The originator of humanistic geography, Yi-Fu Tuan, explains the difference between spaces and places in his book Space and Place: The Perspective of Experience. Tuan states that, “When space feels thoroughly familiar to us, it has become place. Kinesthetic and perceptual experience as well as the ability to form concepts are required for the change if the space is large.” To me, this means that in order for a large space, like a temple, to become a place for me, I need to be able to walk through the rooms in my mind, to have walked through them physically, and to create my own meaning in them. I need to transcend a tourist state.
It seems that one way this is achieved in spaces of renowned religious art is by having a divergent understanding of the meaning of the pieces present. The tour guide on my visit to the murals pointed out the painting called “Prudence,” which visualizes sagacity as a green-robed winged figure holding a branch of some kind in one hand and a finger to their lips using the other. She explained how children who grew up in this church believe the figure is telling them to be quiet, to pay attention to church services. For them, the mural has a new meaning. Before I learned that the floor of Beth Sholom’s main sanctuary was sloped at a steep angle to resemble Mount Sinai, I used to think the rabbis designed it that way to make it easier to partake in the tradition of throwing gummy candy at the person being bar or bat mitzvahed.
While my synagogue has undoubtedly become a place for me, I am not entirely sure about the status of the Maxo Vanka mural gallery. I have physically been in the space, can mentally walk through it, and clearly have interpretations of the murals and the feelings they produce, yet I do not think I know the space intimately enough for it to be a place. My meanings are convergent with the generalized beliefs about the paintings; they read like the tour guide’s script.
Tuan brings up another concept in his book, called crowding, which “is an awareness that one is observed.” This experience is neither inherently positive or negative, but can be either and anything in between. The parishioners have avoided this sensation by not being in the church during tours; they have maintained the integrity of the space just for themselves. Perhaps this experience of crowding in the synagogue tours from my childhood led to my aforementioned feeling of objectification. I do believe that this avoidance of being observed, this divorce from the traditional notions of these murals, helps St. Nicholas’ congregants make the murals a place for themselves.

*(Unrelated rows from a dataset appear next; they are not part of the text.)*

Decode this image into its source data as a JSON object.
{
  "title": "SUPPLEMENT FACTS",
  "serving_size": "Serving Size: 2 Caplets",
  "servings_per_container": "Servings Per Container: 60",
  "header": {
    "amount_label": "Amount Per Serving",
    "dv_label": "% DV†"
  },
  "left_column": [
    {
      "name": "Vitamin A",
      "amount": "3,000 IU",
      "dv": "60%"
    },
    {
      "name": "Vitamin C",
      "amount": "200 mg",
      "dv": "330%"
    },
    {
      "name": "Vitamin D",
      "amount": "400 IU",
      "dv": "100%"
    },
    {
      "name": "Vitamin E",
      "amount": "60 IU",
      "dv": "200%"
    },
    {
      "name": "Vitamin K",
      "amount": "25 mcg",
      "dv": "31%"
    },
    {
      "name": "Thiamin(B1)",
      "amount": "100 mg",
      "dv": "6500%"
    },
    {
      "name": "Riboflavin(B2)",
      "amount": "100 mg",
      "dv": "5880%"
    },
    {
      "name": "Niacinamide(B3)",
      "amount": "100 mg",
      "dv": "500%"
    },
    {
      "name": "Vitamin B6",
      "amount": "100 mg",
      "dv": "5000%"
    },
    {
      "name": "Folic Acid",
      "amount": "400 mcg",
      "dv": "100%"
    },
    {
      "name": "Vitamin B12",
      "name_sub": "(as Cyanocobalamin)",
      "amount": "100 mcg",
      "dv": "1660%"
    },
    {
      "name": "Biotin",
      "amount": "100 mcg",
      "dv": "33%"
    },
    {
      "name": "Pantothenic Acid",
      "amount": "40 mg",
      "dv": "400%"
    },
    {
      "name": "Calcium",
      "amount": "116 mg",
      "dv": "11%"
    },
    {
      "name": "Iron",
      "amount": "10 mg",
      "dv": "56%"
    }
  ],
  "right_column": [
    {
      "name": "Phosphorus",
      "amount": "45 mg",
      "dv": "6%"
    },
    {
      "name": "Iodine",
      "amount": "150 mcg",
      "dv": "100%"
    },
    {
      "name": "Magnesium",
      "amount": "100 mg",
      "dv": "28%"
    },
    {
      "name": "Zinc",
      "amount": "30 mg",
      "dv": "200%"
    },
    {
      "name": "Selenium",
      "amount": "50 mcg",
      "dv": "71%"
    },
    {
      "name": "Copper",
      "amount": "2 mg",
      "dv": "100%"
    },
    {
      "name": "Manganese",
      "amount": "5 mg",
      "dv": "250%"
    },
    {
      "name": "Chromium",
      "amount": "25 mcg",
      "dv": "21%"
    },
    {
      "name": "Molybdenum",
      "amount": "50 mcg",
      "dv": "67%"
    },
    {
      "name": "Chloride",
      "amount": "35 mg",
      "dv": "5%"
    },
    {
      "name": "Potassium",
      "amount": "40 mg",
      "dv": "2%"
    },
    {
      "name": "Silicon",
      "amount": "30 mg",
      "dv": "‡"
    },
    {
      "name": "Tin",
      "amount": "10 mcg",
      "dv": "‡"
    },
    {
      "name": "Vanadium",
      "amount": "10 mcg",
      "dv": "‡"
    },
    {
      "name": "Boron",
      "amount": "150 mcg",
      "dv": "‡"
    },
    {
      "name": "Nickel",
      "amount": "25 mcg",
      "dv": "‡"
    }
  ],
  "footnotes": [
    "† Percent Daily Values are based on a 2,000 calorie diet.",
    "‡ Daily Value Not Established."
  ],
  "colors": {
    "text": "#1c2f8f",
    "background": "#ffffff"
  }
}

Maxo Vanka’s artwork is stunning, a showcase of variegated figures surrounding you on all sides and meeting your eyes with their own desperate gazes. The paintings are beautiful and raw and so immaculately detailed. The murals coexist, as anyone who visits them must as well, with the parishioners of St. Nicholas Catholic Church, and they reflect within them struggles to survive in an increasingly apathetic world. Yet there is an undercurrent of hope, a glimmer of salvation in the stories these murals paint. Whether or not you have experience inhabiting a tourable religious space, the splendor of these murals is accessible to all.